The viscosity and milky appearance are the giveaways — they come not from yeast but from Zymomonas mobilis and lactic-acid bacteria producing exopolysaccharides during fermentation. Yeasts (mostly Saccharomyces cerevisiae from the wild) provide alcohol; the bacteria provide texture and the characteristic sour edge. This bacterial-driven profile makes pulque biologically unstable — the polysaccharides break down within days post-ferment, and the drink turns thin and harsh. That's why pulque has no shelf life: it's a pre-distillation, pre-pasteurisation drink fundamentally tied to time and place.

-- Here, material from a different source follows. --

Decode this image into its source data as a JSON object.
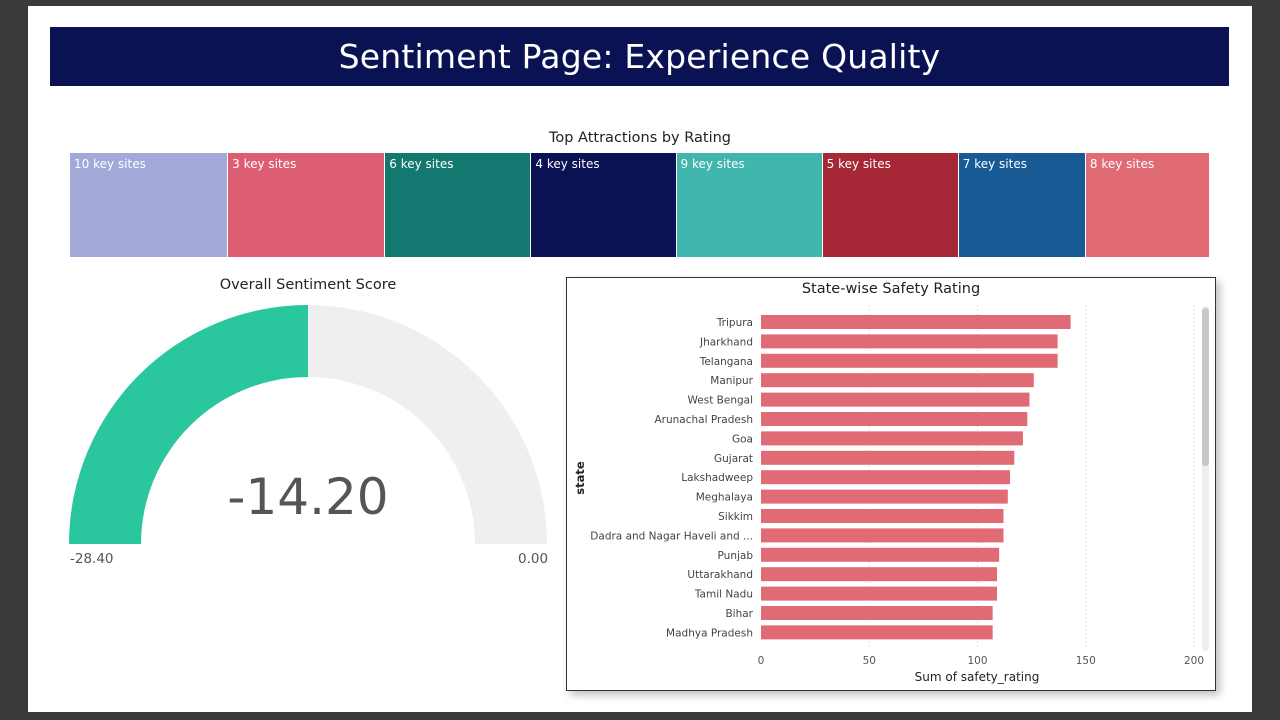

Predates the Mexica — Toltec sources reference it, and Mexica law restricted it to elders, priests, and pregnant women. The milky viscosity comes not from yeast but from Zymomonas mobilis and lactic-acid bacteria producing exopolysaccharides. Apan in Hidalgo state was the rail-shipped pulque heartland through the 19th century.

Variations

Pulque blanco is the unflavored base; pulques curados blend it with fruit (guava, oats, celery, walnut, strawberry); modern CDMX pulquerías like Las Duelistas and La Pirata have driven the 2010s revival; Apan haciendas still produce on the old hacienda model.

On the Palate

HeatRichnessComplexityFermentFreshness

Ingredients

Serves 4

How it's made

6 steps · Show
60 min active · 4260 min waiting
  1. 1
    30 min

    Production note: pulque is a regional fresh product made by tlachiqueros, not a home craft. Mature maguey pulquero (Agave salmiana or atrovirens) is castrated at 8-12 years — the central bud (mezontete) is cut out before the plant flowers, creating a hollow.

    Watch out

    Cut too early and sap flow is weak; the plant must be sexually mature to release its full sugar reserve.

  2. 2
    60 min

    The hollow scrapes daily for 4-6 months as the plant tries to send up its flowering stalk and instead pours sweet sap (aguamiel, «honey water») into the cavity. A single plant yields 4-7 litres per day at peak. The tlachiquero collects with a long gourd called an acocote, sucking the sap through it and transferring to leather or plastic pails.

  3. 3
    10 min

    Transfer fresh aguamiel (sweet, almost flat-tasting, ~10% sugar) to a tinacal — traditional cured open vat. Add a small amount of «semilla» (active pulque from the previous batch) as starter. Wild yeasts and Zymomonas mobilis bacteria do the fermentation — pulque is one of the few traditional fermented drinks where bacteria, not yeast, dominate.

    Watch out

    The semilla seeding establishes microbial dominance fast — without it, the aguamiel can sour to vinegar instead of fermenting to pulque.

  4. 4
    4320 min

    Ferment 24-72 hours at ambient temperature. The liquid turns from clear-amber to milky-white as bacterial polymers form — that opacity and slight viscosity are diagnostic of pulque. ABV climbs to 4-7%; pH drops to 4.0-4.2.

    Watch out

    Pulque is alive — fermentation continues. It must be drunk within 3-7 days or it goes hard-sour and unpleasant. Not bottle-stable in the industrial sense.

  5. 5
    5 min

    Optional «curado» variations: in the pulquería, the bartender blends pulque with mashed fruit (strawberry, mango, guava), oats, almonds, celery, or chile. Curados sweeten and disguise pulque's bacterial tang for newer drinkers; purists drink it natural.

  6. 6
    1 min

    Serve in tall narrow glasses or ceramic jarros at room temperature — pulque is never iced. Drunk in pulquerías across Mexico City, Hidalgo, Tlaxcala, and the Mexican High Plateau. A first taste reads strange (sour-sweet, slick, faintly yeasty); it grows on the drinker.